Originally published on 04 November 2020

Approval by the Student Services offices is needed for reservations: application details below.

Last week Thursday it was announced by libraries that it was no longer possible to enter without reservation. That arrangement has now been bolstered: only international students or students who have difficult circumstances and who have been approved by the Student Services offices are permitted to enter the library. 

‘We would like to focus now on offering our help to those who really need it,’ explains Hilde Van Kiel, head of the KU Leuven Libraries. The book borrowing services will remain, as will the ability to visit the library's collections. However, moving forward all of these will have mandatory reservations. 

With regards to study spaces, KU Leuven has identified international students and those students with difficult circumstances as having the strongest need for those services. ‘It is especially the international students who were greatly affected by the first lockdown.

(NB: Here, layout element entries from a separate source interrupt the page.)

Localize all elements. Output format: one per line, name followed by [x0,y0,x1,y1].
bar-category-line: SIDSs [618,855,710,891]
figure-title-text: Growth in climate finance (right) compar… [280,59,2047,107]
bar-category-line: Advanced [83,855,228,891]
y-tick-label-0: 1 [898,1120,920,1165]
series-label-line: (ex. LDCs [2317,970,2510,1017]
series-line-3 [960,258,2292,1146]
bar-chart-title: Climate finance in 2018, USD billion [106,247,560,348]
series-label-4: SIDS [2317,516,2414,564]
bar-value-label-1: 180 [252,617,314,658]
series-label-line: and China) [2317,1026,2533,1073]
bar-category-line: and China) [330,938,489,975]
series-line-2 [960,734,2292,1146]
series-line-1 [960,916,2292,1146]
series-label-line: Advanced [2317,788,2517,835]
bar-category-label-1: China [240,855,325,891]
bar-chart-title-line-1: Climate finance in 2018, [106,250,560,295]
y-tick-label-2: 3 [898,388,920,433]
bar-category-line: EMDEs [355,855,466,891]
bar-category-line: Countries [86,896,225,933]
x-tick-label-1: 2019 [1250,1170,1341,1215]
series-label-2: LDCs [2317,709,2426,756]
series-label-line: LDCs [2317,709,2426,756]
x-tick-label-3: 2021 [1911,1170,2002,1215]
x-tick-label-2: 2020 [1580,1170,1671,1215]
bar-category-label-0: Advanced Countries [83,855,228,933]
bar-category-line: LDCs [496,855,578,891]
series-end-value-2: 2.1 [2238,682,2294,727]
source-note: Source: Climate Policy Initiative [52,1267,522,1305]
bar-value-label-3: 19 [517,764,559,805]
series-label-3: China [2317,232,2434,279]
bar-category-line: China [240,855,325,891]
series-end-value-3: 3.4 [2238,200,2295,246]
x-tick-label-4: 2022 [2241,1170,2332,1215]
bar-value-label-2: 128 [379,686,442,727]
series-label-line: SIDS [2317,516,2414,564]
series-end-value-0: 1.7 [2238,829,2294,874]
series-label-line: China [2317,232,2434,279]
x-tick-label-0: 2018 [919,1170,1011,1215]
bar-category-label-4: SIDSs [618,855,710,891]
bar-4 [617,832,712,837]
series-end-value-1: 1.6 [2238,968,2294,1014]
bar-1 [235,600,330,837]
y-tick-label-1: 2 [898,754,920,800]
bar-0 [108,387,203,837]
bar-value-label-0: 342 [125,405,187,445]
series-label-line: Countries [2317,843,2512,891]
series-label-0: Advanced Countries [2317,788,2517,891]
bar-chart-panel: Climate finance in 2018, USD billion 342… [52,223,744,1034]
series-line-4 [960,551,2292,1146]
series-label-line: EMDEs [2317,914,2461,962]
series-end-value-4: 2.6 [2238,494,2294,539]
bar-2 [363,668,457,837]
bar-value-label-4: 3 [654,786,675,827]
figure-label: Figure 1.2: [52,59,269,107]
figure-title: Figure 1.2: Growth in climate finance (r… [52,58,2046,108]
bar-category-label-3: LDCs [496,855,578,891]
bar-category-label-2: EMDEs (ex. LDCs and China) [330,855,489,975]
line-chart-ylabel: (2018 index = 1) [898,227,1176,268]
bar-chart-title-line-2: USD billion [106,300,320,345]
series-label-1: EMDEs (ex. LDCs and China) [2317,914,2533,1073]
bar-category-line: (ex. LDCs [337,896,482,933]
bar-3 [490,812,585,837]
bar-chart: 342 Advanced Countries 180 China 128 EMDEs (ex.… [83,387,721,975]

We know for a fact that this took a toll on their mental health,’ Van Kiel elaborates. ‘As for students with difficult circumstances, we are primarily looking at those who have inadequate study spaces and environments at home.’

'Claims that one studies better in a group will not be considered grounds for approval of a space by the Student Services'

HILDE VAN KIEL, HEAD KU LEUVEN LIBRARIES

Regardless of which group you belong to, both will require approval by the Student Service offices before they can reserve spots. Application details can be found here. These new rules should free up much needed spaces which were unavailable in the previous term when no prioritization of the student body was made. ‘Back then the needs of these groups were underestimated’ Van Kiel admits. 

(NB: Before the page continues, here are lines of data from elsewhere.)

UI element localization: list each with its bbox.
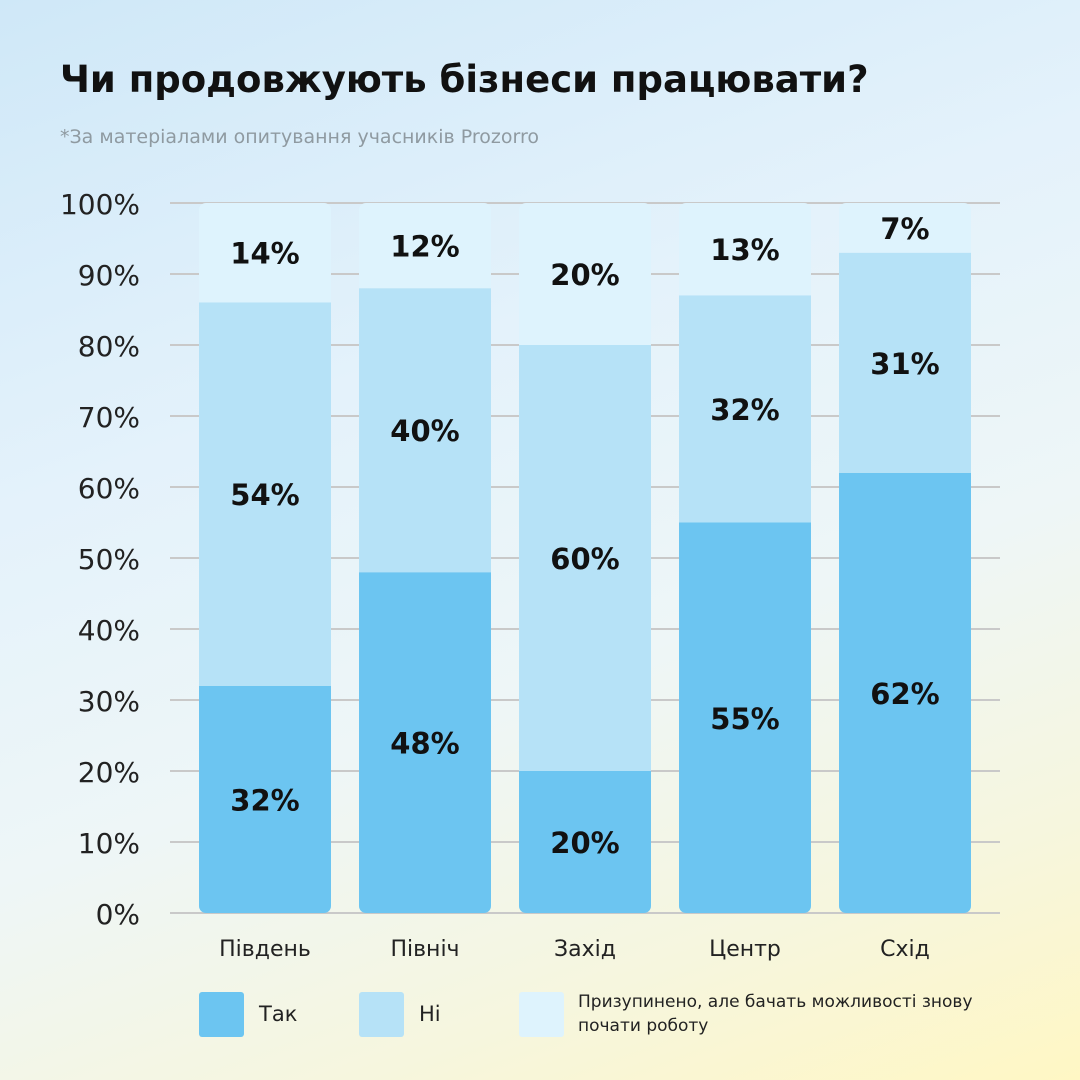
y-axis-tick-labels: 0% 10% 20% 30% 40% 50% 60% 70% 80% 90% 100% bbox=[60, 188, 140, 931]
bar-segment-paused bbox=[519, 203, 651, 345]
bar-segment-no bbox=[839, 252, 971, 473]
bar-segment-yes bbox=[199, 685, 331, 913]
data-label: 40% bbox=[390, 414, 459, 448]
bar-segment-no bbox=[519, 345, 651, 771]
legend-swatch-yes bbox=[199, 991, 244, 1037]
y-tick-label: 100% bbox=[60, 188, 140, 221]
legend-item-paused: Призупинено, але бачать можливості знову… bbox=[519, 990, 998, 1038]
y-tick-label: 60% bbox=[78, 472, 140, 505]
legend-swatch-paused bbox=[519, 991, 564, 1037]
data-label: 55% bbox=[710, 702, 779, 736]
bar-segment-yes bbox=[519, 771, 651, 913]
x-tick-label: Центр bbox=[709, 937, 781, 962]
y-tick-label: 10% bbox=[78, 827, 140, 860]
bar-segment-paused bbox=[359, 203, 491, 289]
data-label: 60% bbox=[550, 542, 619, 576]
legend-swatch-no bbox=[359, 991, 404, 1037]
bar-stack bbox=[519, 203, 651, 913]
y-tick-label: 40% bbox=[78, 614, 140, 647]
x-tick-label: Схід bbox=[880, 937, 930, 962]
bar-segment-yes bbox=[839, 472, 971, 913]
x-tick-label: Північ bbox=[390, 937, 459, 962]
bar-segment-no bbox=[679, 295, 811, 523]
x-axis-category-labels: Південь Північ Захід Центр Схід bbox=[219, 937, 930, 962]
legend-item-yes: Так bbox=[199, 991, 359, 1037]
legend-item-no: Ні bbox=[359, 991, 519, 1037]
bar-stack bbox=[679, 203, 811, 913]
data-label: 7% bbox=[880, 212, 929, 246]
data-label: 20% bbox=[550, 258, 619, 292]
y-tick-label: 80% bbox=[78, 330, 140, 363]
legend-label-yes: Так bbox=[259, 1002, 298, 1026]
stacked-bar-chart: 0% 10% 20% 30% 40% 50% 60% 70% 80% 90% 100% 32% 54%… bbox=[60, 188, 1000, 962]
x-tick-label: Південь bbox=[219, 937, 311, 962]
bar-segment-no bbox=[199, 302, 331, 686]
data-label: 13% bbox=[710, 233, 779, 267]
data-label: 48% bbox=[390, 727, 459, 761]
bar-segment-paused bbox=[839, 203, 971, 253]
data-label: 20% bbox=[550, 826, 619, 860]
data-label: 32% bbox=[230, 783, 299, 817]
bar-stack bbox=[839, 203, 971, 913]
chart-title: Чи продовжують бізнеси працювати? bbox=[60, 58, 869, 101]
data-label: 31% bbox=[870, 347, 939, 381]
chart-subtitle: *За матеріалами опитування учасників Pro… bbox=[60, 126, 540, 148]
y-tick-label: 30% bbox=[78, 685, 140, 718]
bar-segment-paused bbox=[679, 203, 811, 296]
data-label: 62% bbox=[870, 677, 939, 711]
bar-stack bbox=[359, 203, 491, 913]
bar-segment-yes bbox=[679, 522, 811, 913]
data-labels: 32% 54% 14% 48% 40% 12% 20% 60% 20% 55% 32% 13% 62% 3… bbox=[230, 212, 939, 860]
data-label: 32% bbox=[710, 393, 779, 427]
bar-segment-yes bbox=[359, 572, 491, 913]
legend: Так Ні Призупинено, але бачать можливост… bbox=[199, 990, 998, 1038]
legend-label-paused: Призупинено, але бачать можливості знову… bbox=[578, 992, 973, 1036]
data-label: 14% bbox=[230, 237, 299, 271]
bar-stack bbox=[199, 203, 331, 913]
bars bbox=[199, 203, 971, 913]
y-tick-label: 0% bbox=[96, 898, 140, 931]
y-tick-label: 20% bbox=[78, 756, 140, 789]
legend-label-no: Ні bbox=[419, 1002, 441, 1026]
y-tick-label: 70% bbox=[78, 401, 140, 434]
data-label: 12% bbox=[390, 230, 459, 264]
bar-segment-paused bbox=[199, 203, 331, 303]
y-tick-label: 50% bbox=[78, 543, 140, 576]
bar-segment-no bbox=[359, 288, 491, 573]
data-label: 54% bbox=[230, 478, 299, 512]
y-tick-label: 90% bbox=[78, 259, 140, 292]
x-tick-label: Захід bbox=[554, 937, 616, 962]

With the Almas remaining closed, the local students are left with the difficult position of having no study spaces to call their own. ‘Claims that one studies better in a group will not be considered grounds for approval of a space by the Student Services. For those students we are reviving the Study with a Buddy program,’ Van Kiel adds. These new rules are set to remain in effect until November 30th, but may continue well into December. 

Additionally, international students were reminded earlier this week by the university that no online examinations will be organised this year, and as such that they are fully expected to remain in Belgium during the exam period. ‘We expect all the students, including the international students, to  participate in the exams as they are planned,’ the dean wrote. This new arrangement with the libraries appears to be their way of making up for the difficulties this might cause some of them who are new and have not yet made local connections.